Secondo il quotidiano, almeno 1.000 persone hanno perso un occhio e un ospedale di Teheran ha riportato 7.000 lesioni agli occhi.

L’8 gennaio, le autorità hanno imposto un blackout quasi totale di Internet in una mossa ampiamente vista come un tentativo di nascondere il massacro e impedire che immagini orrende di violenza si diffondano al di fuori dei confini dell’Iran.

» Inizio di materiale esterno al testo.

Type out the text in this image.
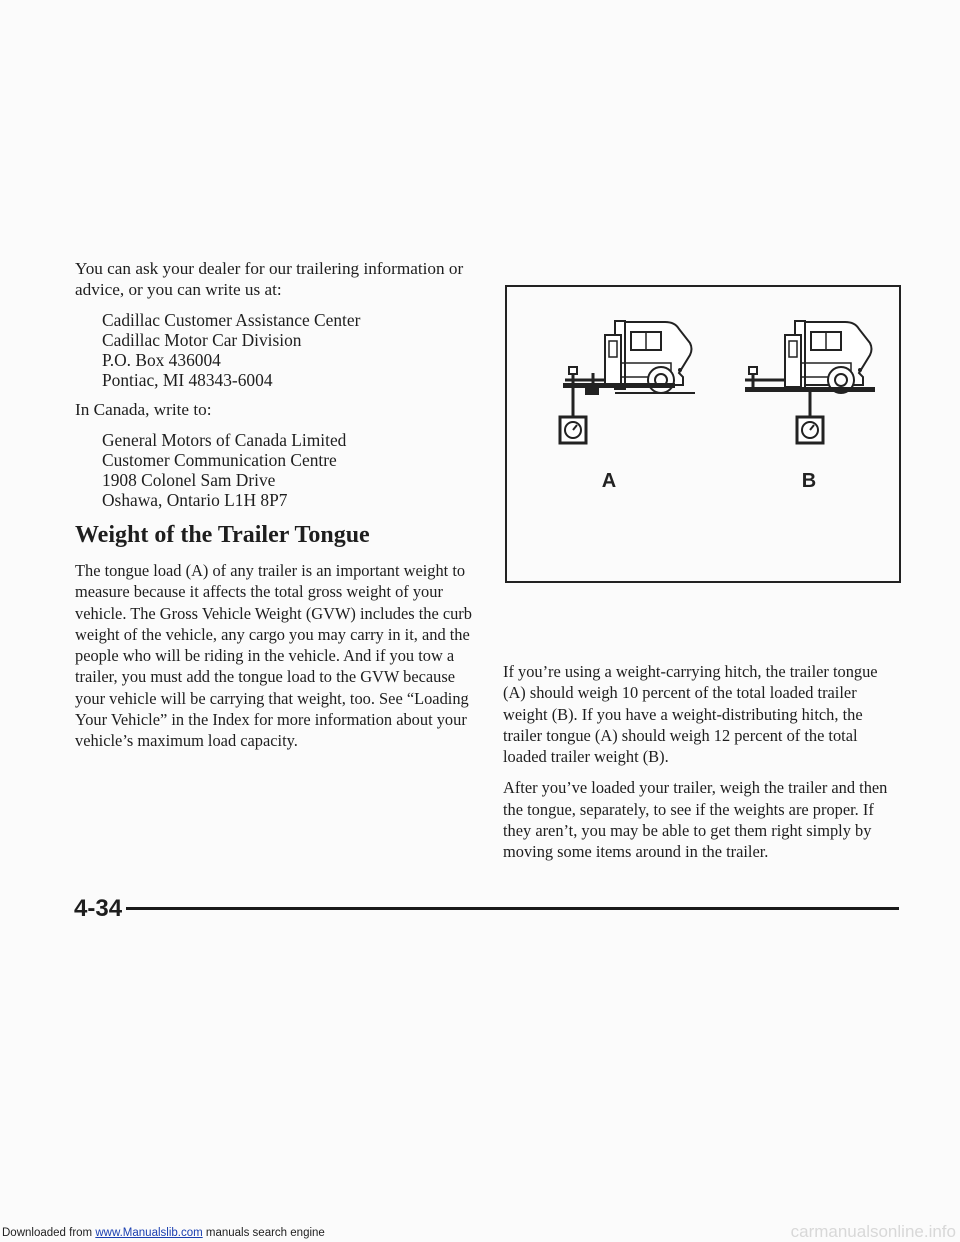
You can ask your dealer for our trailering information or advice, or you can write us at:

Cadillac Customer Assistance Center
Cadillac Motor Car Division
P.O. Box 436004
Pontiac, MI 48343-6004

In Canada, write to:

General Motors of Canada Limited
Customer Communication Centre
1908 Colonel Sam Drive
Oshawa, Ontario L1H 8P7
Weight of the Trailer Tongue

The tongue load (A) of any trailer is an important weight to measure because it affects the total gross weight of your vehicle. The Gross Vehicle Weight (GVW) includes the curb weight of the vehicle, any cargo you may carry in it, and the people who will be riding in the vehicle. And if you tow a trailer, you must add the tongue load to the GVW because your vehicle will be carrying that weight, too. See “Loading Your Vehicle” in the Index for more information about your vehicle’s maximum load capacity.

A	B

If you’re using a weight-carrying hitch, the trailer tongue (A) should weigh 10 percent of the total loaded trailer weight (B). If you have a weight-distributing hitch, the trailer tongue (A) should weigh 12 percent of the total loaded trailer weight (B).

After you’ve loaded your trailer, weigh the trailer and then the tongue, separately, to see if the weights are proper. If they aren’t, you may be able to get them right simply by moving some items around in the trailer.

4-34
Downloaded from www.Manualslib.com manuals search engine	carmanualsonline.info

Nonostante la chiusura, sono emersi filmati terrificanti che mostrano file di corpi ammucchiati dentro e vicino agli obitori mentre le famiglie devastate cercavano freneticamente i loro cari scomparsi mentre affrontavano minacce e intimidazioni da parte delle forze di sicurezza del regime.

Secondo quanto riferito, il governo ora sta cercando di farlo stringere ulteriormente il controllo sull’informazione che fluisce dentro e fuori il paese disconnettendo permanentemente i suoi cittadini dall’internet globale a favore di un sistema gestito dallo stato.